Viele außenpolitische Experten fürchten, dass die Ukraine geschwächt und destabilisiert wird, weil Moskau den Nachbarn dank der neuen Pipeline nicht mehr als Transitland für seine Lieferungen brauche. Und natürlich geht es auch ums Geschäft: Die USA würden gern selbst an Europas Energiehunger verdienen und Flüssiggas nach Deutschland exportieren.

Trumps Position zu dem Projekt ist nicht eindeutig

Einer allerdings schert aus der Hardliner-Fraktion immer wieder aus: Der US-Präsident, der bekanntermaßen ein Faible für den Amtskollegen Putin und wenig Sympathien für die Ukraine hegt. Zwar polterte Trump, dass sich Deutschland zur "Geisel Russlands" mache. Beim Treffen mit Merkel auf dem Nato-Gipfel vergangene Woche allerdings klang das viel weicher. Das Ganze sei "ein Problem, das Deutschland für sich selbst wird lösen müssen. Vielleicht wird es für Deutschland kein Problem sein. Ich hoffe, es ist keins", so Trump.

Tatsächlich hätte die US-Regierung, wenn sie gewollt hätte, schon längst gegen die Pipeline vorgehen können. Sie hätte einfach Sanktionen nach dem CAATSA-Gesetz von 2017 verhängen können, dem Countering America's Adversaries Through Sanctions Act. Darauf aber verzichtete sie.

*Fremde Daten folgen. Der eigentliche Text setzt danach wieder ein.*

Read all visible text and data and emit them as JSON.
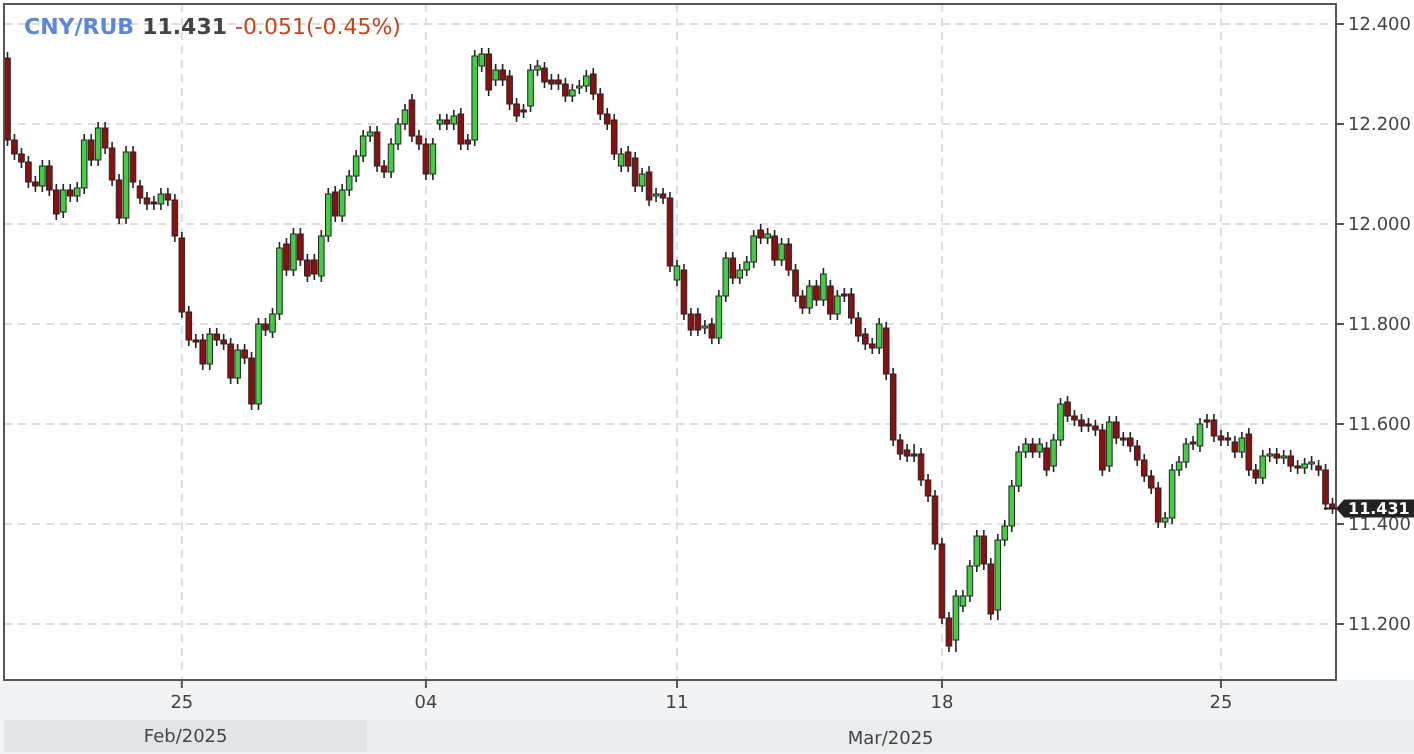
{
  "chart_data": {
    "type": "candlestick",
    "title": "CNY/RUB",
    "subtitle": "11.431",
    "annotations": [
      "-0.051(-0.45%)",
      "Feb/2025",
      "Mar/2025",
      "11.431"
    ],
    "colors": [
      "#8b1111",
      "#8b1111",
      "#8b1111",
      "#8b1111",
      "#8b1111",
      "#44cc44",
      "#8b1111",
      "#8b1111",
      "#44cc44",
      "#8b1111",
      "#44cc44",
      "#44cc44",
      "#8b1111",
      "#44cc44",
      "#8b1111",
      "#8b1111",
      "#8b1111",
      "#44cc44",
      "#8b1111",
      "#8b1111",
      "#8b1111",
      "#8b1111",
      "#44cc44",
      "#8b1111",
      "#8b1111",
      "#8b1111",
      "#8b1111",
      "#8b1111",
      "#8b1111",
      "#44cc44",
      "#8b1111",
      "#8b1111",
      "#8b1111",
      "#44cc44",
      "#8b1111",
      "#8b1111",
      "#44cc44",
      "#8b1111",
      "#44cc44",
      "#44cc44",
      "#8b1111",
      "#44cc44",
      "#8b1111",
      "#8b1111",
      "#8b1111",
      "#44cc44",
      "#44cc44",
      "#8b1111",
      "#44cc44",
      "#44cc44",
      "#44cc44",
      "#44cc44",
      "#44cc44",
      "#8b1111",
      "#8b1111",
      "#44cc44",
      "#44cc44",
      "#44cc44",
      "#8b1111",
      "#8b1111",
      "#8b1111",
      "#44cc44",
      "#44cc44",
      "#8b1111",
      "#44cc44",
      "#8b1111",
      "#8b1111",
      "#44cc44",
      "#44cc44",
      "#8b1111",
      "#44cc44",
      "#8b1111",
      "#8b1111",
      "#8b1111",
      "#8b1111",
      "#44cc44",
      "#44cc44",
      "#8b1111",
      "#8b1111",
      "#8b1111",
      "#8b1111",
      "#44cc44",
      "#44cc44",
      "#44cc44",
      "#8b1111",
      "#8b1111",
      "#8b1111",
      "#8b1111",
      "#44cc44",
      "#8b1111",
      "#8b1111",
      "#44cc44",
      "#8b1111",
      "#44cc44",
      "#8b1111",
      "#8b1111",
      "#44cc44",
      "#8b1111",
      "#8b1111",
      "#8b1111",
      "#44cc44",
      "#8b1111",
      "#44cc44",
      "#44cc44",
      "#8b1111",
      "#44cc44",
      "#44cc44",
      "#44cc44",
      "#8b1111",
      "#44cc44",
      "#8b1111",
      "#44cc44",
      "#8b1111",
      "#8b1111",
      "#8b1111",
      "#44cc44",
      "#8b1111",
      "#44cc44",
      "#8b1111",
      "#44cc44",
      "#8b1111",
      "#8b1111",
      "#8b1111",
      "#8b1111",
      "#8b1111",
      "#44cc44",
      "#8b1111",
      "#8b1111",
      "#8b1111",
      "#8b1111",
      "#8b1111",
      "#8b1111",
      "#8b1111",
      "#8b1111",
      "#8b1111",
      "#8b1111",
      "#44cc44",
      "#44cc44",
      "#44cc44",
      "#44cc44",
      "#8b1111",
      "#8b1111",
      "#44cc44",
      "#44cc44",
      "#44cc44",
      "#44cc44",
      "#44cc44",
      "#8b1111",
      "#44cc44",
      "#8b1111",
      "#44cc44",
      "#44cc44",
      "#8b1111",
      "#8b1111",
      "#8b1111",
      "#8b1111",
      "#8b1111",
      "#8b1111",
      "#44cc44",
      "#8b1111",
      "#8b1111",
      "#8b1111",
      "#8b1111",
      "#8b1111",
      "#8b1111",
      "#8b1111",
      "#44cc44",
      "#44cc44",
      "#44cc44",
      "#44cc44",
      "#8b1111",
      "#44cc44",
      "#8b1111",
      "#8b1111",
      "#8b1111",
      "#8b1111",
      "#8b1111",
      "#44cc44",
      "#8b1111",
      "#8b1111",
      "#44cc44",
      "#44cc44",
      "#8b1111",
      "#44cc44",
      "#8b1111",
      "#8b1111",
      "#44cc44",
      "#44cc44",
      "#8b1111",
      "#8b1111",
      "#8b1111"
    ],
    "grid": true,
    "ylim": [
      11.088,
      12.44
    ],
    "yticks": [
      {
        "value": 11.2,
        "label": "11.200"
      },
      {
        "value": 11.4,
        "label": "11.400"
      },
      {
        "value": 11.6,
        "label": "11.600"
      },
      {
        "value": 11.8,
        "label": "11.800"
      },
      {
        "value": 12.0,
        "label": "12.000"
      },
      {
        "value": 12.2,
        "label": "12.200"
      },
      {
        "value": 12.4,
        "label": "12.400"
      }
    ],
    "categories": [
      null,
      null,
      null,
      null,
      null,
      null,
      null,
      null,
      null,
      null,
      null,
      null,
      null,
      null,
      null,
      null,
      null,
      null,
      null,
      null,
      null,
      null,
      null,
      null,
      null,
      "25",
      null,
      null,
      null,
      null,
      null,
      null,
      null,
      null,
      null,
      null,
      null,
      null,
      null,
      null,
      null,
      null,
      null,
      null,
      null,
      null,
      null,
      null,
      null,
      null,
      null,
      null,
      null,
      null,
      null,
      null,
      null,
      null,
      null,
      null,
      "04",
      null,
      null,
      null,
      null,
      null,
      null,
      null,
      null,
      null,
      null,
      null,
      null,
      null,
      null,
      null,
      null,
      null,
      null,
      null,
      null,
      null,
      null,
      null,
      null,
      null,
      null,
      null,
      null,
      null,
      null,
      null,
      null,
      null,
      null,
      null,
      "11",
      null,
      null,
      null,
      null,
      null,
      null,
      null,
      null,
      null,
      null,
      null,
      null,
      null,
      null,
      null,
      null,
      null,
      null,
      null,
      null,
      null,
      null,
      null,
      null,
      null,
      null,
      null,
      null,
      null,
      null,
      null,
      null,
      null,
      null,
      null,
      null,
      null,
      "18",
      null,
      null,
      null,
      null,
      null,
      null,
      null,
      null,
      null,
      null,
      null,
      null,
      null,
      null,
      null,
      null,
      null,
      null,
      null,
      null,
      null,
      null,
      null,
      null,
      null,
      null,
      null,
      null,
      null,
      null,
      null,
      null,
      null,
      null,
      null,
      null,
      null,
      null,
      null,
      "25",
      null,
      null,
      null,
      null,
      null,
      null,
      null,
      null,
      null,
      null,
      null,
      null,
      null,
      null,
      null,
      null
    ],
    "ohlc": [
      [
        12.332,
        12.344,
        12.156,
        12.168
      ],
      [
        12.168,
        12.18,
        12.128,
        12.14
      ],
      [
        12.14,
        12.152,
        12.112,
        12.124
      ],
      [
        12.124,
        12.136,
        12.072,
        12.084
      ],
      [
        12.084,
        12.096,
        12.064,
        12.076
      ],
      [
        12.076,
        12.128,
        12.064,
        12.116
      ],
      [
        12.116,
        12.128,
        12.056,
        12.068
      ],
      [
        12.068,
        12.08,
        12.008,
        12.02
      ],
      [
        12.024,
        12.08,
        12.012,
        12.068
      ],
      [
        12.068,
        12.08,
        12.044,
        12.056
      ],
      [
        12.056,
        12.084,
        12.044,
        12.072
      ],
      [
        12.072,
        12.18,
        12.06,
        12.168
      ],
      [
        12.168,
        12.18,
        12.116,
        12.128
      ],
      [
        12.128,
        12.204,
        12.116,
        12.192
      ],
      [
        12.192,
        12.204,
        12.14,
        12.152
      ],
      [
        12.152,
        12.164,
        12.076,
        12.088
      ],
      [
        12.088,
        12.1,
        12.0,
        12.012
      ],
      [
        12.012,
        12.156,
        12.0,
        12.144
      ],
      [
        12.144,
        12.156,
        12.072,
        12.084
      ],
      [
        12.076,
        12.088,
        12.04,
        12.052
      ],
      [
        12.052,
        12.064,
        12.028,
        12.04
      ],
      [
        12.044,
        12.056,
        12.028,
        12.04
      ],
      [
        12.04,
        12.072,
        12.028,
        12.06
      ],
      [
        12.06,
        12.072,
        12.036,
        12.048
      ],
      [
        12.048,
        12.06,
        11.964,
        11.976
      ],
      [
        11.972,
        11.984,
        11.812,
        11.824
      ],
      [
        11.824,
        11.836,
        11.756,
        11.768
      ],
      [
        11.768,
        11.78,
        11.752,
        11.764
      ],
      [
        11.768,
        11.78,
        11.708,
        11.72
      ],
      [
        11.72,
        11.792,
        11.708,
        11.78
      ],
      [
        11.78,
        11.792,
        11.756,
        11.768
      ],
      [
        11.768,
        11.78,
        11.748,
        11.76
      ],
      [
        11.76,
        11.772,
        11.68,
        11.692
      ],
      [
        11.692,
        11.76,
        11.68,
        11.748
      ],
      [
        11.748,
        11.76,
        11.72,
        11.732
      ],
      [
        11.732,
        11.744,
        11.628,
        11.64
      ],
      [
        11.64,
        11.812,
        11.628,
        11.8
      ],
      [
        11.8,
        11.812,
        11.776,
        11.788
      ],
      [
        11.784,
        11.832,
        11.772,
        11.82
      ],
      [
        11.82,
        11.964,
        11.808,
        11.952
      ],
      [
        11.96,
        11.972,
        11.896,
        11.908
      ],
      [
        11.908,
        11.992,
        11.896,
        11.98
      ],
      [
        11.98,
        11.992,
        11.916,
        11.928
      ],
      [
        11.928,
        11.94,
        11.884,
        11.896
      ],
      [
        11.928,
        11.94,
        11.888,
        11.9
      ],
      [
        11.896,
        11.988,
        11.884,
        11.976
      ],
      [
        11.976,
        12.072,
        11.964,
        12.06
      ],
      [
        12.064,
        12.076,
        12.004,
        12.016
      ],
      [
        12.016,
        12.08,
        12.004,
        12.068
      ],
      [
        12.068,
        12.108,
        12.056,
        12.096
      ],
      [
        12.096,
        12.148,
        12.084,
        12.136
      ],
      [
        12.136,
        12.188,
        12.124,
        12.176
      ],
      [
        12.176,
        12.196,
        12.164,
        12.184
      ],
      [
        12.184,
        12.196,
        12.104,
        12.116
      ],
      [
        12.116,
        12.128,
        12.092,
        12.104
      ],
      [
        12.104,
        12.172,
        12.092,
        12.16
      ],
      [
        12.16,
        12.212,
        12.148,
        12.2
      ],
      [
        12.2,
        12.24,
        12.188,
        12.228
      ],
      [
        12.248,
        12.26,
        12.164,
        12.176
      ],
      [
        12.176,
        12.188,
        12.148,
        12.16
      ],
      [
        12.16,
        12.172,
        12.088,
        12.1
      ],
      [
        12.1,
        12.172,
        12.088,
        12.16
      ],
      [
        12.2,
        12.22,
        12.188,
        12.208
      ],
      [
        12.208,
        12.22,
        12.188,
        12.2
      ],
      [
        12.2,
        12.228,
        12.188,
        12.216
      ],
      [
        12.22,
        12.232,
        12.148,
        12.16
      ],
      [
        12.168,
        12.18,
        12.148,
        12.16
      ],
      [
        12.168,
        12.348,
        12.156,
        12.336
      ],
      [
        12.316,
        12.352,
        12.304,
        12.34
      ],
      [
        12.34,
        12.352,
        12.256,
        12.268
      ],
      [
        12.288,
        12.32,
        12.276,
        12.308
      ],
      [
        12.308,
        12.32,
        12.276,
        12.288
      ],
      [
        12.296,
        12.308,
        12.228,
        12.24
      ],
      [
        12.24,
        12.252,
        12.204,
        12.216
      ],
      [
        12.228,
        12.24,
        12.212,
        12.224
      ],
      [
        12.236,
        12.32,
        12.224,
        12.308
      ],
      [
        12.308,
        12.328,
        12.296,
        12.316
      ],
      [
        12.312,
        12.324,
        12.272,
        12.284
      ],
      [
        12.288,
        12.3,
        12.268,
        12.28
      ],
      [
        12.288,
        12.3,
        12.268,
        12.28
      ],
      [
        12.28,
        12.292,
        12.244,
        12.256
      ],
      [
        12.256,
        12.28,
        12.244,
        12.268
      ],
      [
        12.272,
        12.288,
        12.26,
        12.276
      ],
      [
        12.276,
        12.308,
        12.264,
        12.296
      ],
      [
        12.3,
        12.312,
        12.248,
        12.26
      ],
      [
        12.26,
        12.272,
        12.208,
        12.22
      ],
      [
        12.22,
        12.232,
        12.188,
        12.2
      ],
      [
        12.208,
        12.22,
        12.128,
        12.14
      ],
      [
        12.116,
        12.152,
        12.104,
        12.14
      ],
      [
        12.144,
        12.156,
        12.104,
        12.116
      ],
      [
        12.132,
        12.144,
        12.064,
        12.076
      ],
      [
        12.076,
        12.112,
        12.064,
        12.1
      ],
      [
        12.104,
        12.116,
        12.036,
        12.048
      ],
      [
        12.056,
        12.072,
        12.044,
        12.06
      ],
      [
        12.06,
        12.072,
        12.04,
        12.052
      ],
      [
        12.052,
        12.064,
        11.904,
        11.916
      ],
      [
        11.888,
        11.928,
        11.876,
        11.916
      ],
      [
        11.908,
        11.92,
        11.808,
        11.82
      ],
      [
        11.82,
        11.832,
        11.776,
        11.788
      ],
      [
        11.82,
        11.832,
        11.776,
        11.788
      ],
      [
        11.792,
        11.808,
        11.78,
        11.796
      ],
      [
        11.8,
        11.812,
        11.76,
        11.772
      ],
      [
        11.772,
        11.868,
        11.76,
        11.856
      ],
      [
        11.856,
        11.944,
        11.844,
        11.932
      ],
      [
        11.932,
        11.944,
        11.88,
        11.892
      ],
      [
        11.892,
        11.92,
        11.88,
        11.908
      ],
      [
        11.908,
        11.936,
        11.896,
        11.924
      ],
      [
        11.924,
        11.988,
        11.912,
        11.976
      ],
      [
        11.988,
        12.0,
        11.96,
        11.972
      ],
      [
        11.972,
        11.992,
        11.96,
        11.98
      ],
      [
        11.976,
        11.988,
        11.916,
        11.928
      ],
      [
        11.928,
        11.972,
        11.916,
        11.96
      ],
      [
        11.96,
        11.972,
        11.896,
        11.908
      ],
      [
        11.908,
        11.92,
        11.844,
        11.856
      ],
      [
        11.856,
        11.868,
        11.82,
        11.832
      ],
      [
        11.832,
        11.888,
        11.82,
        11.876
      ],
      [
        11.876,
        11.888,
        11.836,
        11.848
      ],
      [
        11.848,
        11.912,
        11.836,
        11.9
      ],
      [
        11.876,
        11.888,
        11.808,
        11.82
      ],
      [
        11.82,
        11.868,
        11.808,
        11.856
      ],
      [
        11.86,
        11.872,
        11.844,
        11.856
      ],
      [
        11.86,
        11.872,
        11.8,
        11.812
      ],
      [
        11.812,
        11.824,
        11.764,
        11.776
      ],
      [
        11.78,
        11.792,
        11.748,
        11.76
      ],
      [
        11.76,
        11.772,
        11.74,
        11.752
      ],
      [
        11.752,
        11.812,
        11.74,
        11.8
      ],
      [
        11.792,
        11.804,
        11.688,
        11.7
      ],
      [
        11.7,
        11.712,
        11.556,
        11.568
      ],
      [
        11.568,
        11.58,
        11.528,
        11.54
      ],
      [
        11.548,
        11.56,
        11.524,
        11.536
      ],
      [
        11.54,
        11.56,
        11.524,
        11.536
      ],
      [
        11.54,
        11.552,
        11.476,
        11.488
      ],
      [
        11.488,
        11.5,
        11.444,
        11.456
      ],
      [
        11.456,
        11.468,
        11.348,
        11.36
      ],
      [
        11.36,
        11.372,
        11.2,
        11.212
      ],
      [
        11.212,
        11.224,
        11.144,
        11.156
      ],
      [
        11.168,
        11.268,
        11.144,
        11.256
      ],
      [
        11.236,
        11.268,
        11.224,
        11.256
      ],
      [
        11.256,
        11.328,
        11.244,
        11.316
      ],
      [
        11.316,
        11.388,
        11.304,
        11.376
      ],
      [
        11.376,
        11.388,
        11.308,
        11.32
      ],
      [
        11.32,
        11.332,
        11.208,
        11.22
      ],
      [
        11.228,
        11.38,
        11.208,
        11.368
      ],
      [
        11.368,
        11.408,
        11.356,
        11.396
      ],
      [
        11.396,
        11.488,
        11.384,
        11.476
      ],
      [
        11.476,
        11.556,
        11.464,
        11.544
      ],
      [
        11.544,
        11.572,
        11.532,
        11.56
      ],
      [
        11.56,
        11.572,
        11.532,
        11.544
      ],
      [
        11.544,
        11.572,
        11.532,
        11.56
      ],
      [
        11.552,
        11.564,
        11.496,
        11.508
      ],
      [
        11.516,
        11.58,
        11.504,
        11.568
      ],
      [
        11.568,
        11.652,
        11.556,
        11.64
      ],
      [
        11.644,
        11.656,
        11.604,
        11.616
      ],
      [
        11.616,
        11.628,
        11.596,
        11.608
      ],
      [
        11.608,
        11.62,
        11.584,
        11.596
      ],
      [
        11.6,
        11.612,
        11.584,
        11.596
      ],
      [
        11.596,
        11.608,
        11.576,
        11.588
      ],
      [
        11.588,
        11.6,
        11.496,
        11.508
      ],
      [
        11.516,
        11.616,
        11.504,
        11.604
      ],
      [
        11.604,
        11.616,
        11.56,
        11.572
      ],
      [
        11.572,
        11.584,
        11.556,
        11.568
      ],
      [
        11.572,
        11.584,
        11.544,
        11.556
      ],
      [
        11.556,
        11.568,
        11.516,
        11.528
      ],
      [
        11.528,
        11.54,
        11.484,
        11.496
      ],
      [
        11.496,
        11.508,
        11.46,
        11.472
      ],
      [
        11.472,
        11.484,
        11.392,
        11.404
      ],
      [
        11.404,
        11.424,
        11.392,
        11.412
      ],
      [
        11.412,
        11.52,
        11.4,
        11.508
      ],
      [
        11.508,
        11.536,
        11.496,
        11.524
      ],
      [
        11.524,
        11.572,
        11.512,
        11.56
      ],
      [
        11.564,
        11.576,
        11.548,
        11.56
      ],
      [
        11.556,
        11.612,
        11.544,
        11.6
      ],
      [
        11.608,
        11.62,
        11.592,
        11.604
      ],
      [
        11.608,
        11.62,
        11.564,
        11.576
      ],
      [
        11.576,
        11.588,
        11.556,
        11.568
      ],
      [
        11.572,
        11.584,
        11.556,
        11.568
      ],
      [
        11.564,
        11.576,
        11.532,
        11.544
      ],
      [
        11.544,
        11.584,
        11.532,
        11.572
      ],
      [
        11.58,
        11.592,
        11.496,
        11.508
      ],
      [
        11.508,
        11.52,
        11.48,
        11.492
      ],
      [
        11.492,
        11.548,
        11.48,
        11.536
      ],
      [
        11.536,
        11.552,
        11.524,
        11.54
      ],
      [
        11.54,
        11.552,
        11.52,
        11.532
      ],
      [
        11.532,
        11.548,
        11.52,
        11.536
      ],
      [
        11.536,
        11.548,
        11.504,
        11.516
      ],
      [
        11.516,
        11.528,
        11.5,
        11.512
      ],
      [
        11.512,
        11.532,
        11.5,
        11.52
      ],
      [
        11.52,
        11.536,
        11.508,
        11.524
      ],
      [
        11.516,
        11.528,
        11.496,
        11.508
      ],
      [
        11.508,
        11.52,
        11.428,
        11.44
      ],
      [
        11.44,
        11.452,
        11.42,
        11.431
      ]
    ]
  }
}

Ted Cruz: Wut in Texas über Bauarbeiten in der Ostsee

Ted Cruz: Wut in Texas über Bauarbeiten in der Ostsee

Foto: Erin Scott/ REUTERS

Trumps Parteifreund Cruz hat das durchaus bemerkt. Wenn die Pipeline fertiggestellt würde, "dann ist das die Schuld von Mitgliedern dieser Regierung, die auf ihren Hintern saßen und ihre Macht nicht ausgeübt haben", polterte der Senator jüngst. Gemeint war: Finanzminister Steven Mnuchin.

War die Angst vor Trump der limitierende Faktor?

Andere mutmaßen, dass Mnuchin nicht der einzige Bremser war. Warum haben das Weiße Haus und der Kongress bis kurz vor Schluss gewartet, bevor sie Sanktionen beschlossen? Das fragte der Energieexperte des Nachrichtenportals Politico, Ben Lefebvre. Die Antwort seiner Recherche: Angst vor Trump. Die Republikaner befürchteten, dass Nord-Stream-Sanktionen in den Kontext der russischen Wahlkampfmanipulation 2016 geraten würden, ein Thema, von dem Trump nichts wissen will. Also zögerten sie eine Entscheidung hinaus.

Folgt man dieser Lesart wären die nun beschlossenen Sanktionen ein rein symbolischer Akt, zu spät, um Wirkung zu entfalten: ein Knallkörper ohne Sprengpotenzial. Womöglich aber kommt es trotzdem anders: Rund drei Kilometer schafft so ein Röhren-Verlegeschiff am Tag. Eigentlich sollte Nord Stream 2 bis zum Ende des Jahres fertig sein. Doch das 9,5-Milliarden-Euro-Bauvorhaben ist in Verzug geraten. Man wolle das Projekt "in den nächsten Monaten" abschließen, hat die Baugesellschaft jüngst erklärt. Ein genauer Zeitpunkt könne aufgrund des Wetters allerdings nicht genannt werden.

Ted Cruz hat womöglich einen neuen transatlantischen Verbündeten gefunden: den deutschen Winter.